Really, I would be piling on redundancies by also mentioning … her recent amnesty-related humiliation by Laura Ingraham, her amateur-hour claim that she has “the same immigration stance as Ted Cruz, Rand Paul, and Mike Lee, and Dr. Ben Carson,” and her videotaped berating of some of her anti-amnesty constituents.
Back on March 18, I suggested that Ellmers’ and Cantor’s primary challenges deserve the most attention this season; since then I have done little besides investigate the two races. They have been fascinating as glimpses into the GOP party rift, the corruption of GOP leadership at a local level, and leadership’s hiding the banana on positions that abandon their electorate.
Now, they aren’t just case studies. They are flash points, the whole battle.
Both are campaigning against party corruption and excessive federal spending, but most notably they are campaigning against the amnesty push being fostered by Cantor and Boehner. Ellmers is very clearly a pawn of Boehner and Cantor, he must be counting on her, or testing the waters with her. Meanwhile, Cantor is possibly directing a state GOP using every trick imaginable to crowd out the Tea Party types, and he literally attended a seminar to discuss how to crowd out the Tea Party types. (And yes, I will be discussing the dirty tricks employed by local North Carolina GOP figures in service to Ellmers in future articles as well.)
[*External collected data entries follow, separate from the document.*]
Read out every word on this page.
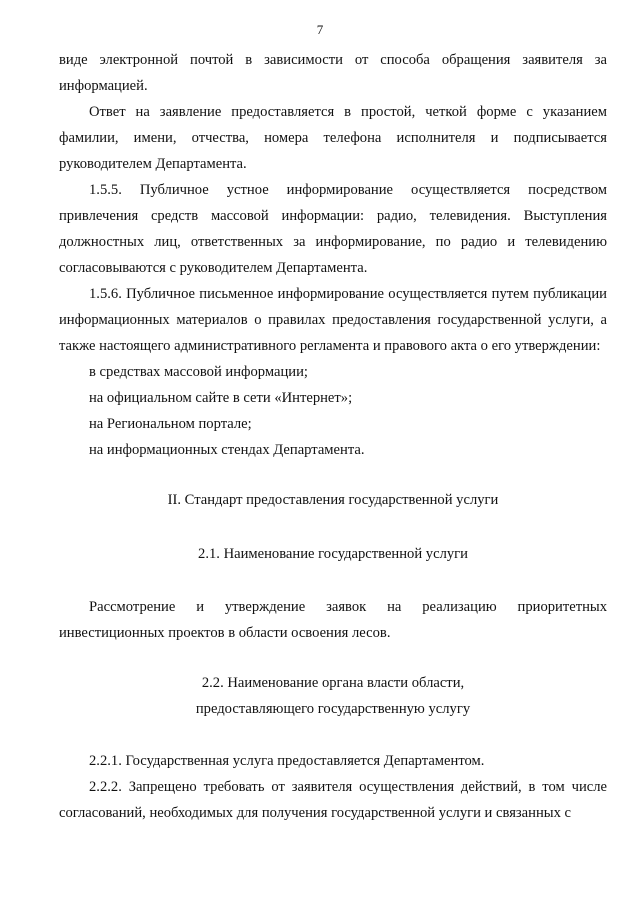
7

виде электронной почтой в зависимости от способа обращения заявителя за информацией.

Ответ на заявление предоставляется в простой, четкой форме с указанием фамилии, имени, отчества, номера телефона исполнителя и подписывается руководителем Департамента.

1.5.5. Публичное устное информирование осуществляется посредством привлечения средств массовой информации: радио, телевидения. Выступления должностных лиц, ответственных за информирование, по радио и телевидению согласовываются с руководителем Департамента.

1.5.6. Публичное письменное информирование осуществляется путем публикации информационных материалов о правилах предоставления государственной услуги, а также настоящего административного регламента и правового акта о его утверждении:

в средствах массовой информации;

на официальном сайте в сети «Интернет»;

на Региональном портале;

на информационных стендах Департамента.

II. Стандарт предоставления государственной услуги

2.1. Наименование государственной услуги

Рассмотрение и утверждение заявок на реализацию приоритетных инвестиционных проектов в области освоения лесов.

2.2. Наименование органа власти области,

предоставляющего государственную услугу

2.2.1. Государственная услуга предоставляется Департаментом.

2.2.2. Запрещено требовать от заявителя осуществления действий, в том числе согласований, необходимых для получения государственной услуги и связанных с
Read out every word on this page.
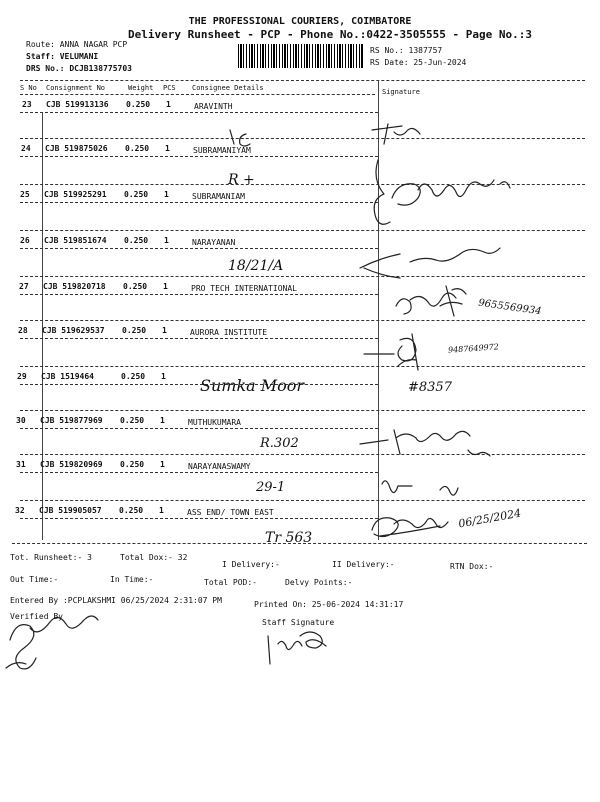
THE PROFESSIONAL COURIERS, COIMBATORE
Delivery Runsheet - PCP - Phone No.:0422-3505555 - Page No.:3
Route: ANNA NAGAR PCP
Staff: VELUMANI
DRS No.: DCJB138775703
RS No.: 1387757
RS Date: 25-Jun-2024
S No Consignment No	Weight PCS Consignee Details	Signature
23 CJB 519913136 0.250 1	ARAVINTH
24 CJB 519875026 0.250 1	SUBRAMANIYAM
25 CJB 519925291 0.250 1	SUBRAMANIAM
26 CJB 519851674 0.250 1	NARAYANAN
27 CJB 519820718 0.250 1	PRO TECH INTERNATIONAL
28 CJB 519629537 0.250 1	AURORA INSTITUTE
29 CJB 1519464	0.250 1
30 CJB 519877969 0.250 1	MUTHUKUMARA
31 CJB 519820969 0.250 1	NARAYANASWAMY
32 CJB 519905057 0.250 1	ASS END/ TOWN EAST
R +
18/21/A
9655569934
9487649972
Sumka Moor	#8357
R.302
29-1
Tr 563
06/25/2024
Tot. Runsheet:- 3	Total Dox:- 32
I Delivery:-	II Delivery:-	RTN Dox:-
Out Time:-	In Time:-	Total POD:-	Delvy Points:-
Entered By :PCPLAKSHMI 06/25/2024 2:31:07 PM	Printed On: 25-06-2024 14:31:17
Verified By
Staff Signature
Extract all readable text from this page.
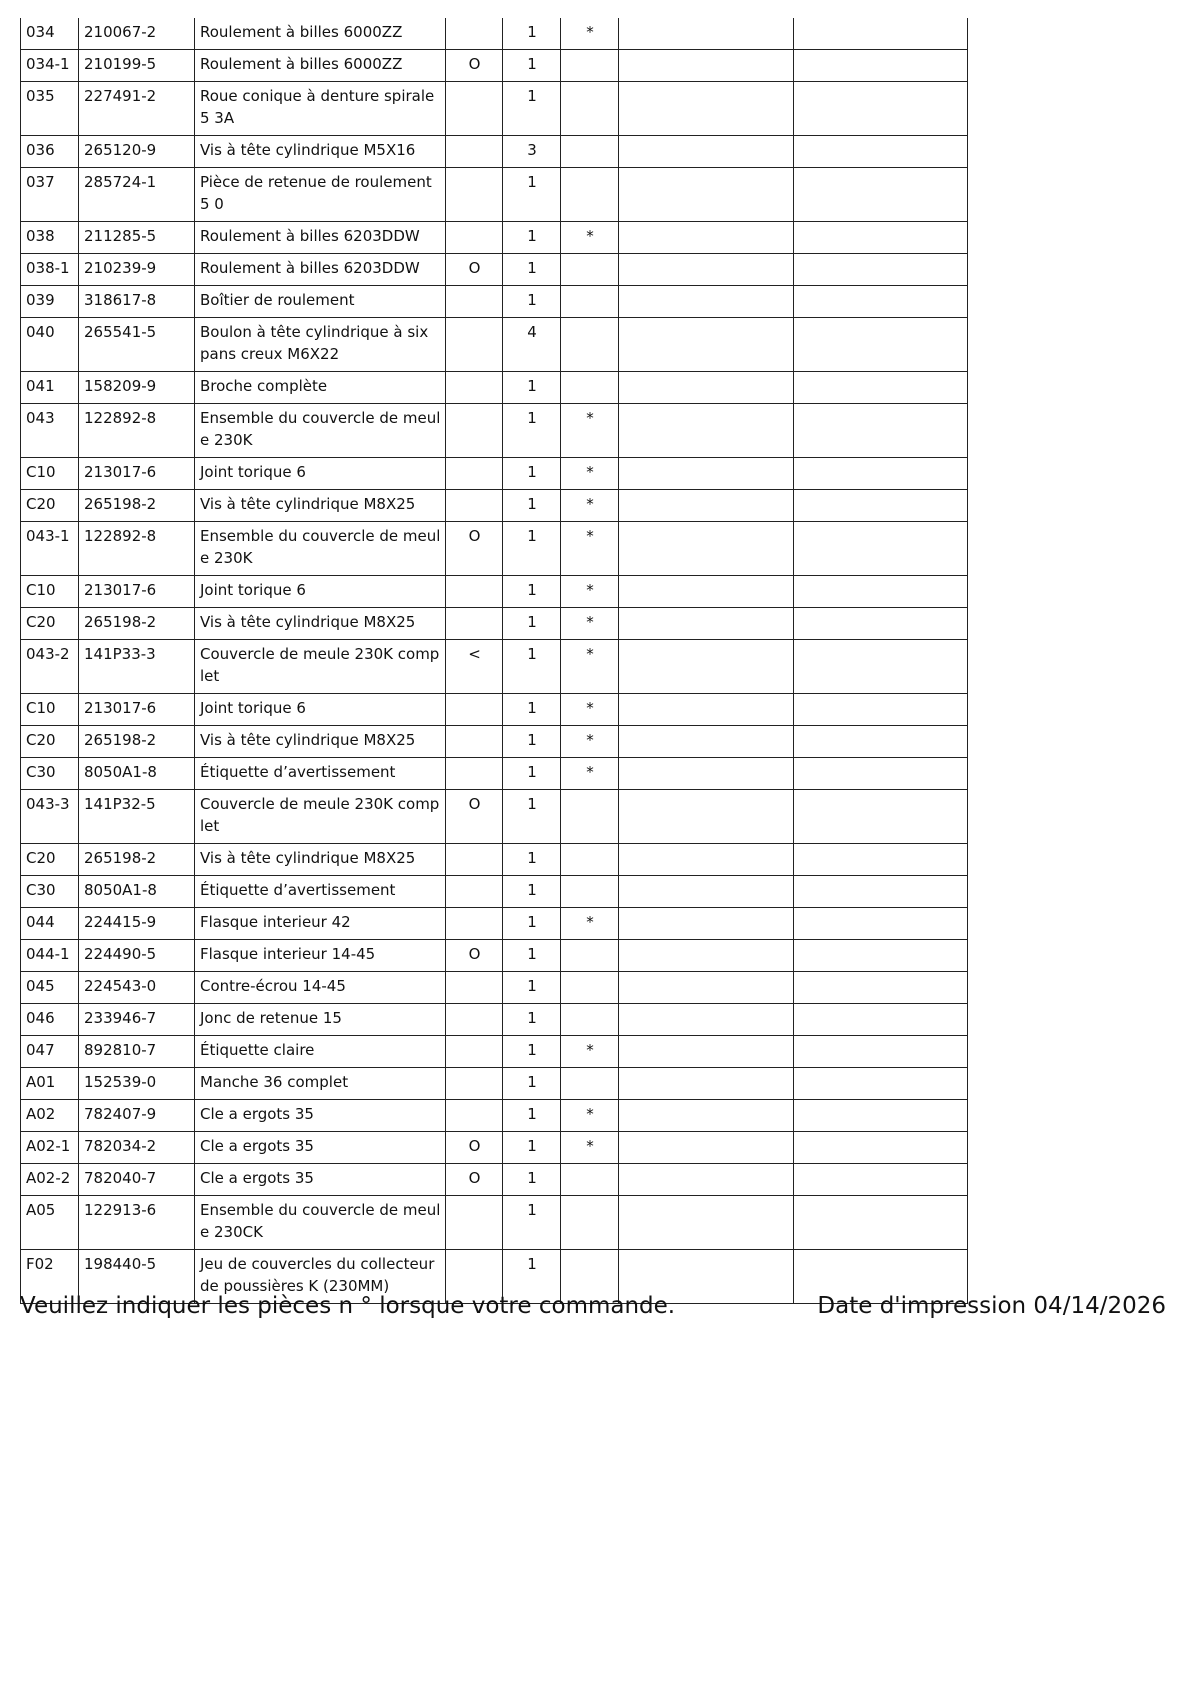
034	210067-2	Roulement à billes 6000ZZ		1	*		
034-1	210199-5	Roulement à billes 6000ZZ	O	1			
035	227491-2	Roue conique à denture spirale 5 3A		1			
036	265120-9	Vis à tête cylindrique M5X16		3			
037	285724-1	Pièce de retenue de roulement 5 0		1			
038	211285-5	Roulement à billes 6203DDW		1	*		
038-1	210239-9	Roulement à billes 6203DDW	O	1			
039	318617-8	Boîtier de roulement		1			
040	265541-5	Boulon à tête cylindrique à six pans creux M6X22		4			
041	158209-9	Broche complète		1			
043	122892-8	Ensemble du couvercle de meule 230K		1	*		
C10	213017-6	Joint torique 6		1	*		
C20	265198-2	Vis à tête cylindrique M8X25		1	*		
043-1	122892-8	Ensemble du couvercle de meule 230K	O	1	*		
C10	213017-6	Joint torique 6		1	*		
C20	265198-2	Vis à tête cylindrique M8X25		1	*		
043-2	141P33-3	Couvercle de meule 230K complet	<	1	*		
C10	213017-6	Joint torique 6		1	*		
C20	265198-2	Vis à tête cylindrique M8X25		1	*		
C30	8050A1-8	Étiquette d’avertissement		1	*		
043-3	141P32-5	Couvercle de meule 230K complet	O	1			
C20	265198-2	Vis à tête cylindrique M8X25		1			
C30	8050A1-8	Étiquette d’avertissement		1			
044	224415-9	Flasque interieur 42		1	*		
044-1	224490-5	Flasque interieur 14-45	O	1			
045	224543-0	Contre-écrou 14-45		1			
046	233946-7	Jonc de retenue 15		1			
047	892810-7	Étiquette claire		1	*		
A01	152539-0	Manche 36 complet		1			
A02	782407-9	Cle a ergots 35		1	*		
A02-1	782034-2	Cle a ergots 35	O	1	*		
A02-2	782040-7	Cle a ergots 35	O	1			
A05	122913-6	Ensemble du couvercle de meule 230CK		1			
F02	198440-5	Jeu de couvercles du collecteur de poussières K (230MM)		1			
Veuillez indiquer les pièces n ° lorsque votre commande.	Date d'impression 04/14/2026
Want to stop GOP leadership? Here’s Frank Roche on amnesty:
Today, Speaker John Boehner will unveil plans to move the Republican Party toward a full throated support of amnesty for the 10-20 million illegal immigrants whose first act in our country was breaking the law.
We all know the basic economics. Labor markets are still in chaos, and now our leadership wants to import more low wage labor, lower the wage rate for our citizens, and provide BIG business cronies with cheap labor.
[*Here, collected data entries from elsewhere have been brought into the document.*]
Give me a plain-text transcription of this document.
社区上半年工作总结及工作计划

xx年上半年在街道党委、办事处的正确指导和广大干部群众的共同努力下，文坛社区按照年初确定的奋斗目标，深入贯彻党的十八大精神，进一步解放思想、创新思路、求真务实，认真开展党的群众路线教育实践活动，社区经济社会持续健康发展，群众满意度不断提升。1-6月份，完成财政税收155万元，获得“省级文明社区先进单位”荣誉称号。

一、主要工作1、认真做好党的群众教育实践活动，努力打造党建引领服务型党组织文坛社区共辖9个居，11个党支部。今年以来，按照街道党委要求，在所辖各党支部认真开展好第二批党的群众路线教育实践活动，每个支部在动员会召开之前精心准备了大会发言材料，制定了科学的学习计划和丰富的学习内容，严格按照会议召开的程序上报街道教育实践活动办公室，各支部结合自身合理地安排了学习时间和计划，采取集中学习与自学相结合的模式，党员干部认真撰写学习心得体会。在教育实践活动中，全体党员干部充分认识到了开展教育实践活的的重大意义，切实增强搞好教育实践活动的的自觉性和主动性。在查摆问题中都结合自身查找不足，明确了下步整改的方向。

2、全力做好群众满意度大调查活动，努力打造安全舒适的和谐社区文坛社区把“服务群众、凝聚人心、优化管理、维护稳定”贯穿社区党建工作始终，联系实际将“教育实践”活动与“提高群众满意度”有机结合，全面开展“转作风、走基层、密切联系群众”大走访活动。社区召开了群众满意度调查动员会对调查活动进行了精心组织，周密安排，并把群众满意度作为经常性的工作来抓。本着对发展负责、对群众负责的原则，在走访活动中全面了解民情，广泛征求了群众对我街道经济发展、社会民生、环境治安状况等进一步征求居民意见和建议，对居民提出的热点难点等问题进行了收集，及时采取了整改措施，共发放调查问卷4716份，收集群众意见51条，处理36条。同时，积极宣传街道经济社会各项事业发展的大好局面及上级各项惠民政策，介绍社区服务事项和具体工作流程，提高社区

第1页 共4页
The Elites get cheap labor and you get low wages, more unemployment and to pay all the taxes that will support the Ruling Class in DC. This is classic Cantor vs. the People of the 7th District.
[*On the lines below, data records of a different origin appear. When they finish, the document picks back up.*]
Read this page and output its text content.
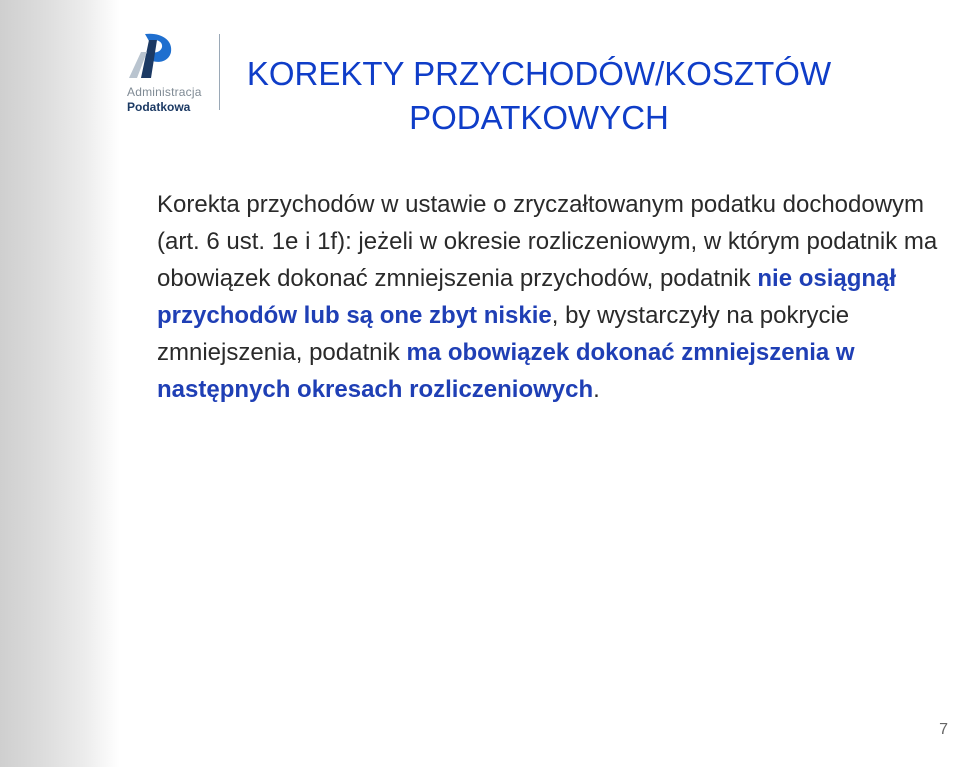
Administracja
Podatkowa
KOREKTY PRZYCHODÓW/KOSZTÓW
PODATKOWYCH

Korekta przychodów w ustawie o zryczałtowanym podatku dochodowym (art. 6 ust. 1e i 1f): jeżeli w okresie rozliczeniowym, w którym podatnik ma obowiązek dokonać zmniejszenia przychodów, podatnik nie osiągnął przychodów lub są one zbyt niskie, by wystarczyły na pokrycie zmniejszenia, podatnik ma obowiązek dokonać zmniejszenia w następnych okresach rozliczeniowych.

7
We cannot allow our Party to go down this dangerous road!
My opponent in this race has been described as “relentless” in his pursuit of amnesty, and we cannot send Eric Cantor to Washington to once again partner with Barack Obama and Harry Reid to lead the charge on this issue.
During the critical government shutdown, Eric Cantor was holding meetings to establish a roadmap to amnesty. At a time of serious financial crisis, our Majority Leader was more focused on making sure that those who entered our nation illegally would be given a path to citizenship than on reducing our growing debt or making sure we are doing everything we can to put Americans back to work. His efforts have culminated in this summit today.
As your congressman, you can count on me to be a stark departure from our current representation. Whereas Eric Cantor has been an Obama ally and amnesty’s staunchest proponent, I will be a forceful voice against such efforts and among the strongest opponents to this liberal pet policy.
I believe that we must always uphold the rule of law, and we cannot become like the Left, skirting around our laws to benefit a particular group. The foundation of our republic remains strong when no one receives special treatment.
The Cantor/Brat primary date is close, on June 10. The Ellmers/Roche primary is much closer — May 6. Both need lots of money now.
Want to know more about the detestable manner in which national and local GOP leadership is attempting to tilt these races? Follow and investigate these two races. I will be posting more in the days ahead.
The clock is ticking on these two all-important primaries. When they’re over, and if leadership prevails, expect Boehner and Cantor to act on amnesty.